Is that why Bush won Montana by 20 percentage points -- because people thought he was the kind of guy who'd stand his ground?
Well, that, and he's a Republican. Wasn't he on the ballot with an "R" next to his name?
If that "R" is so important -- and if the West is where Democrats have to win to begin turning things around nationally -- then the party is going to have to figure out a way to overcome it. How can Democrats close the gap in places like Montana?
I understand that the Democrats in the big cities, on the East and the West coasts, have a grave concern about gun control. Frankly, as it turns out, so do Republicans. [California Gov.] Schwarzenegger supports gun control, I think. [New York Gov.] Pataki certainly does, [former New York Mayor] Giuliani does, most of these East Coast Republicans do. So I can appreciate that they've got a problem in their inner cities. But that's not what we have out here in the flyover zone. We have guns because we like them. We have guns because in some ways it just kind of defines who we are. We like having guns around. It's not necessarily that you're out shooting -- it's knowing that you could if you wanted to.
When you crowd a bunch of people together, when you've got people living on top of each other, they're likely to have run-ins. So you need a whole bunch more laws. When you've got more cattle than people and you've got blue sky that goes on almost forever, people have got room to roam without bothering each other. Live and let live.
Are there Democrats who can make that sort of appeal on a national level?
Sure, there's bunches of them. I'm not going to start naming names. I don't know who all the national Democrats are. I can tell you that my pal Billy Richardson is a good guy, a good governor, a big shot. Kathleen Sebelius in Kansas. You know, they still have the Democratic Caucus in a phone booth in Kansas, and she gets elected. So there's two.

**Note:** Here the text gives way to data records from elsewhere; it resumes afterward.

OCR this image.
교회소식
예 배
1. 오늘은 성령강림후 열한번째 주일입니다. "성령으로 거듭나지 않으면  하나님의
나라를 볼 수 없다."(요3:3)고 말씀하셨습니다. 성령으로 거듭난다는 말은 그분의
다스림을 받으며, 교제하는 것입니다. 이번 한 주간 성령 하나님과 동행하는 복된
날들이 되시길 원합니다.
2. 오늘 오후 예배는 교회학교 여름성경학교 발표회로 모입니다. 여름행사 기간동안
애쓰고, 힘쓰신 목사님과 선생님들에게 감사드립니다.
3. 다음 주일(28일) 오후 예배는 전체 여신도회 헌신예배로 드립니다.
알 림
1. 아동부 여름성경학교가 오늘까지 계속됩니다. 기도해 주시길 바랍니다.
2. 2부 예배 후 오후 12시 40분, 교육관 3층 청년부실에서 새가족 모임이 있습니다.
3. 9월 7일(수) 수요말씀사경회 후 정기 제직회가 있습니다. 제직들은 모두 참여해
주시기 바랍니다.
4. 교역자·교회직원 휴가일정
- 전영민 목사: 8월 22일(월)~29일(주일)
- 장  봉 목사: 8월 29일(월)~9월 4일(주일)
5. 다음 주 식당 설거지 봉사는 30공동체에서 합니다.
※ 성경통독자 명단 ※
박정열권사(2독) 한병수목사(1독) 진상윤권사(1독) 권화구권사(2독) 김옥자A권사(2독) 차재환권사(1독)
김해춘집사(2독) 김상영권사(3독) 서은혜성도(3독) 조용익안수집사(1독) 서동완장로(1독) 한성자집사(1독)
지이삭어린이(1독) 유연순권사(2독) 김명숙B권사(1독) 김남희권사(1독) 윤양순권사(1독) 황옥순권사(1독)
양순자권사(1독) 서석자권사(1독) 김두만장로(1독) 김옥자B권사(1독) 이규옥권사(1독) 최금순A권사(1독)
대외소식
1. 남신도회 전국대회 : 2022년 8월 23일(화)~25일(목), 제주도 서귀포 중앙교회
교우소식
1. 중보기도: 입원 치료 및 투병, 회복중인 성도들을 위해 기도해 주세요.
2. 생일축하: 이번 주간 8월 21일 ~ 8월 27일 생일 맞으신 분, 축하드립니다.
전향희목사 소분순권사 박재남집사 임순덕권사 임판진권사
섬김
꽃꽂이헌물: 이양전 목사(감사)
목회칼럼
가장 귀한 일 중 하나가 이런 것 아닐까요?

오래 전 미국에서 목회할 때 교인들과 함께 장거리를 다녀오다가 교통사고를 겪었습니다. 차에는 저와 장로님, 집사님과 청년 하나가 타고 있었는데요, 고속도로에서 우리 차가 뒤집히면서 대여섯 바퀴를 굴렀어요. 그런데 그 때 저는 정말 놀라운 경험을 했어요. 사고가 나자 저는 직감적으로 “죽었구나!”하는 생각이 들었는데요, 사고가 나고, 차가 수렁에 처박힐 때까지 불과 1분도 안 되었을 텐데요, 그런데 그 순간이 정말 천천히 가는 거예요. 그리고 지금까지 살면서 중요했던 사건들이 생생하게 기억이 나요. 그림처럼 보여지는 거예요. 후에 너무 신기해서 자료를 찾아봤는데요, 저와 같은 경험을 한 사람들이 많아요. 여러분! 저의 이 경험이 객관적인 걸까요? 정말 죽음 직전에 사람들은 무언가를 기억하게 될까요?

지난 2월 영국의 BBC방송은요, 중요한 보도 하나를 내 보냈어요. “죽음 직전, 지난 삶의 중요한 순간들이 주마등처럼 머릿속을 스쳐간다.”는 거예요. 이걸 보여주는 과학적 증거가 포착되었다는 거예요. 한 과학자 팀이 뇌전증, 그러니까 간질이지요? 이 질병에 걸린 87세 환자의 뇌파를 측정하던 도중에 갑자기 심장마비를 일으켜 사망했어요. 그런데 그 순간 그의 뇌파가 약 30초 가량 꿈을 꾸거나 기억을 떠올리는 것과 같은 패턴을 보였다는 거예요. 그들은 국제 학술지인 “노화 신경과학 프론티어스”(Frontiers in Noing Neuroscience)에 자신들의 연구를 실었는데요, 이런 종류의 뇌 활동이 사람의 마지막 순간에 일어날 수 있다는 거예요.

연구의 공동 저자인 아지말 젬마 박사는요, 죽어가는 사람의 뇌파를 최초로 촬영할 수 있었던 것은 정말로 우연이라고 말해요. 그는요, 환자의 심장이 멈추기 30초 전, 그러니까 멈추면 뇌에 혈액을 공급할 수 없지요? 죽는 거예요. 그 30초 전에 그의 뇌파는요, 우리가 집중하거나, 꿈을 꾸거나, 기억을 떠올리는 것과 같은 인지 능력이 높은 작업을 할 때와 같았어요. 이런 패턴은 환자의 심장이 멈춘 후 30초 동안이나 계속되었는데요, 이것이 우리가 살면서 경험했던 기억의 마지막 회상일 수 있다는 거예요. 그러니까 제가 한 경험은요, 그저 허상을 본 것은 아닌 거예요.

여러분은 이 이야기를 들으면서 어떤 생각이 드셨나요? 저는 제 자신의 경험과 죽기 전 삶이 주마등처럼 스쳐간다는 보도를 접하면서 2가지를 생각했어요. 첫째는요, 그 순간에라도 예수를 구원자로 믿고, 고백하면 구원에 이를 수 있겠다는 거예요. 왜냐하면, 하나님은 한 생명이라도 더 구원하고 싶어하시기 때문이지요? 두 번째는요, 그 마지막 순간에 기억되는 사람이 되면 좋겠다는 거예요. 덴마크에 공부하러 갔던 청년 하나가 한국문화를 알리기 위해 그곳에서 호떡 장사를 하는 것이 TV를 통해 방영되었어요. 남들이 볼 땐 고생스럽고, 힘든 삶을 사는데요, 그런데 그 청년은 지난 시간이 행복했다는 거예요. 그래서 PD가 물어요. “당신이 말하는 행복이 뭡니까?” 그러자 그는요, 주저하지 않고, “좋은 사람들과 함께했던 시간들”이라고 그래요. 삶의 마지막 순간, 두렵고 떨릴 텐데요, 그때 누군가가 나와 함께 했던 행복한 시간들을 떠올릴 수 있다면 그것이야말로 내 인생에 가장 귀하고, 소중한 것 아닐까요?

Of course, my good friend in Michigan [Jennifer Granholm] -- she can't run unless they do the Schwarzenegger thing, which is unlikely. Ed Rendell, I wish I could do his voice; he's got the greatest voice in the world. Janet Napolitano in Arizona has been very, very successful. And let's not forget Tom Vilsack. He's a wonderful individual.
Howard Dean, who earned an "A" rating from the National Rifle Association as governor, has said almost exactly what you've just said about guns. But people in Montana probably don't think of him as a friend to rural gun owners.
Most people that matter in Montana have never heard of Howard Dean or anybody else we've talked about today. People who are into politics -- they've already decided how they're going to vote not only in 2008 but in 2012. They're not persuadable. The more people follow this, the less persuadable they are. Anybody that knows the names I just talked about is either a hard "R" or a hard "D." They already know how they're going to vote for the rest of their lives.
So Joe and Mary Six-Pack, they don't have time to watch "Hardball With Chris Matthews." They haven't any idea who Pat Buchanan is, or Robert Novak. They don't watch that stuff. They don't read about it. They open the newspaper; they read a couple of headlines on the front page to see if they know anybody that got in a pickle, and then they go right to the sports page or the comics. And if they see something about politics in there -- hoo, they're not reading that.
Don't you think any of it seeps through? The Republicans' involvement in the Terri Schiavo case, for example?
Sure it does. Maybe a little [on] Terri Schiavo because it was blasted on the national news. But I don't think anybody figured out what was going on there, except that it looked to them like it was a big political move by some rascals in Washington.
Do they make any distinction about which "rascals" those were?
You know, Joe and Mary Six-Pack, they don't disassociate. They're pretty much all in the same box.
They may not differentiate among Democrats, either. Again, Howard Dean has a record that's not at all unlike what you're trying to pull off in Montana, but it's hard to imagine Dean as the kind of national candidate who would do well here.
The first time people heard of Howard Dean, they heard of him as some guy from Vermont -- and people vaguely know where that is, but it sounds like it's where lots of hippies live -- and that he was against the war. So even before they saw him on TV, they figured he had a ponytail and a nose ring. Turns out, if they had gone three or four pages deep, they would have found out that the guy was a well-respected, moderate Democrat. But in the course of national politics, you've got about a blink or two to make up your mind whether you like somebody.
And then it was "electability." Democrats were thinking, "Oh gosh, we've just got to win. Let's get somebody that's electable." And they thought, "This guy Kerry, he's a smart guy, a senator; he served in the war, so they can't ding him for that; he voted for the war." So they started making it into a thinking thing rather than using the heart. Now, Kerry may have been the best candidate, but he wasn't selected because he was the best candidate from the heart. He was selected because in Iowa and New Hampshire people intellectualized it. They said -- and remember, this wasn't Joe and Mary Six-Pack making this decision -- "I love Howard Dean, but I think I'll marry John Kerry because Mom and Dad are going to like him better."